ÉSTA MARAVILLOSA ISLA


 Ahora venía pensando que estoy muy mal acostumbrado. Son los efectos colaterales de vivir en ésta Isla pequeña y sumamente coqueta, coqueta en exceso, amable sólo a veces, entusiasta pero no tanto, cariñosa sólo en verano y cuando tiene que vivir de los guiris de guirilandia y entonces hay que sacarles la pasta. Creo que descienden de los fenicios, que su mejor cualidad era ser unos buenos comerciantes. Y a lo que iba, acabó de aparcar el coche en la misma puerta de mi casa y cuando puse el pie en la acera, me puse a pensar que me estaba  convirtiendo en un menorquín de pura cepa y lo digo porque aquí se tiene la costumbre de querer aparcar en el mismo sitio al que vas y el tema es que inconscitemente yo estaba haciendo lo mismo, exactamente lo mismo y el tener que aparcar en la otra calle o a 100 metros de aquí, era como demasiado para mi viejo cuerpo. Aunque sé que en los pueblos pequeños se funciona de esa manera y porque les sobra espacio y casi pueden aparcar donde les de la real gana. Tiene sus ventajas el vivir en un pueblo pequeño y si ya tiene un precioso puerto y que a vez, será pequeño y coqueto, es como si fuera la guinda del pastel de un puto sueño. Hay que apreciar lo bueno y rechazar todo lo malo y seguir viviendo, sobre todo, seguir viviendo y hasta que se te revientes las venas y se vayan las penas.
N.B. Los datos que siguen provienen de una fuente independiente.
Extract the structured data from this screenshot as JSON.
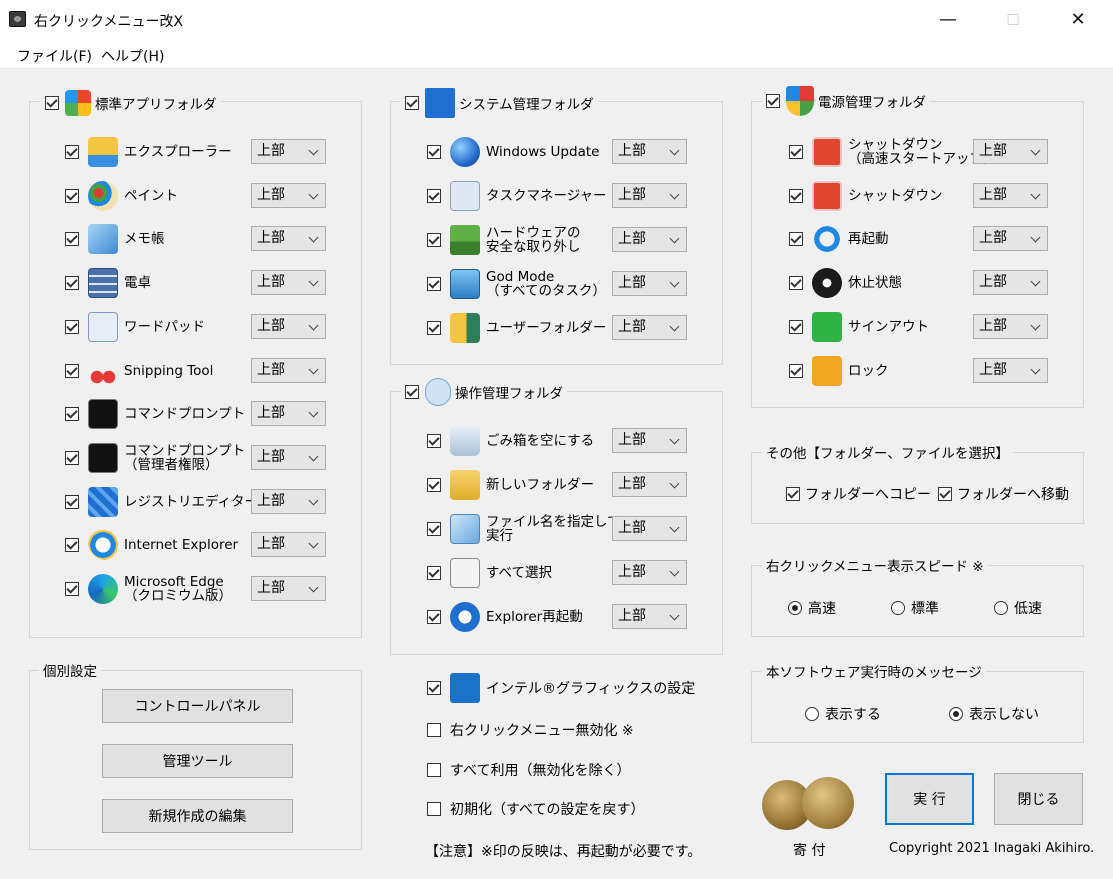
{
  "window": {
    "title": "右クリックメニュー改X",
    "minimize": "—",
    "maximize": "☐",
    "close": "✕"
  },
  "menu": {
    "file": "ファイル(F)",
    "help": "ヘルプ(H)"
  },
  "position_default": "上部",
  "standard": {
    "title": "標準アプリフォルダ",
    "items": [
      {
        "label": "エクスプローラー",
        "icon": "explorer-folder-icon",
        "value": "上部"
      },
      {
        "label": "ペイント",
        "icon": "paint-icon",
        "value": "上部"
      },
      {
        "label": "メモ帳",
        "icon": "notepad-icon",
        "value": "上部"
      },
      {
        "label": "電卓",
        "icon": "calculator-icon",
        "value": "上部"
      },
      {
        "label": "ワードパッド",
        "icon": "wordpad-icon",
        "value": "上部"
      },
      {
        "label": "Snipping Tool",
        "icon": "scissors-icon",
        "value": "上部"
      },
      {
        "label": "コマンドプロンプト",
        "icon": "cmd-icon",
        "value": "上部"
      },
      {
        "label": "コマンドプロンプト\n（管理者権限）",
        "icon": "cmd-admin-icon",
        "value": "上部"
      },
      {
        "label": "レジストリエディター",
        "icon": "registry-icon",
        "value": "上部"
      },
      {
        "label": "Internet Explorer",
        "icon": "ie-icon",
        "value": "上部"
      },
      {
        "label": "Microsoft Edge\n（クロミウム版）",
        "icon": "edge-icon",
        "value": "上部"
      }
    ]
  },
  "system": {
    "title": "システム管理フォルダ",
    "items": [
      {
        "label": "Windows Update",
        "icon": "globe-icon",
        "value": "上部"
      },
      {
        "label": "タスクマネージャー",
        "icon": "task-manager-icon",
        "value": "上部"
      },
      {
        "label": "ハードウェアの\n安全な取り外し",
        "icon": "usb-eject-icon",
        "value": "上部"
      },
      {
        "label": "God Mode\n（すべてのタスク）",
        "icon": "control-panel-icon",
        "value": "上部"
      },
      {
        "label": "ユーザーフォルダー",
        "icon": "user-folder-icon",
        "value": "上部"
      }
    ]
  },
  "operation": {
    "title": "操作管理フォルダ",
    "items": [
      {
        "label": "ごみ箱を空にする",
        "icon": "recycle-bin-icon",
        "value": "上部"
      },
      {
        "label": "新しいフォルダー",
        "icon": "new-folder-icon",
        "value": "上部"
      },
      {
        "label": "ファイル名を指定して\n実行",
        "icon": "run-icon",
        "value": "上部"
      },
      {
        "label": "すべて選択",
        "icon": "select-all-icon",
        "value": "上部"
      },
      {
        "label": "Explorer再起動",
        "icon": "restart-explorer-icon",
        "value": "上部"
      }
    ]
  },
  "power": {
    "title": "電源管理フォルダ",
    "items": [
      {
        "label": "シャットダウン\n（高速スタートアップ）",
        "icon": "power-icon",
        "value": "上部"
      },
      {
        "label": "シャットダウン",
        "icon": "power-icon",
        "value": "上部"
      },
      {
        "label": "再起動",
        "icon": "refresh-icon",
        "value": "上部"
      },
      {
        "label": "休止状態",
        "icon": "clock-icon",
        "value": "上部"
      },
      {
        "label": "サインアウト",
        "icon": "sign-out-icon",
        "value": "上部"
      },
      {
        "label": "ロック",
        "icon": "key-icon",
        "value": "上部"
      }
    ]
  },
  "other": {
    "title": "その他【フォルダー、ファイルを選択】",
    "copy": "フォルダーへコピー",
    "move": "フォルダーへ移動"
  },
  "speed": {
    "title": "右クリックメニュー表示スピード ※",
    "options": [
      "高速",
      "標準",
      "低速"
    ],
    "selected": "高速"
  },
  "message": {
    "title": "本ソフトウェア実行時のメッセージ",
    "options": [
      "表示する",
      "表示しない"
    ],
    "selected": "表示しない"
  },
  "individual": {
    "title": "個別設定",
    "buttons": [
      "コントロールパネル",
      "管理ツール",
      "新規作成の編集"
    ]
  },
  "bottom": {
    "intel": "インテル®グラフィックスの設定",
    "disable": "右クリックメニュー無効化 ※",
    "useall": "すべて利用（無効化を除く）",
    "init": "初期化（すべての設定を戻す）",
    "note": "【注意】※印の反映は、再起動が必要です。"
  },
  "actions": {
    "donate": "寄 付",
    "run": "実 行",
    "close": "閉じる",
    "copyright": "Copyright 2021 Inagaki Akihiro."
  },
  "colors": {
    "accent": "#0078d7",
    "panel": "#f0f0f0"
  }
}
Sinceramente lo único que echo de menos en ésta tierra de infieles, es que ésta Isla no tenga un precioso río y que carezca de montañas impresionantes y que sus cumbres de queden blancas de tanto nevar. Falta esa parte del ciclo vital, no nieva y sino nieva no hay agua en abundancia que a su vez, confluya en un río que morirá en el mar. Mar si hay y como Isla que es, hay mar por sus cuatro costados. El viento de tramontana o viento del norte, aquí sopla como si no hubiera un final, arrasa la Isla y a nosotros con ella. Pero bueno, eso pasa de vez cuando y además tampoco es para tanto si te gusta que el viento te de en la cara.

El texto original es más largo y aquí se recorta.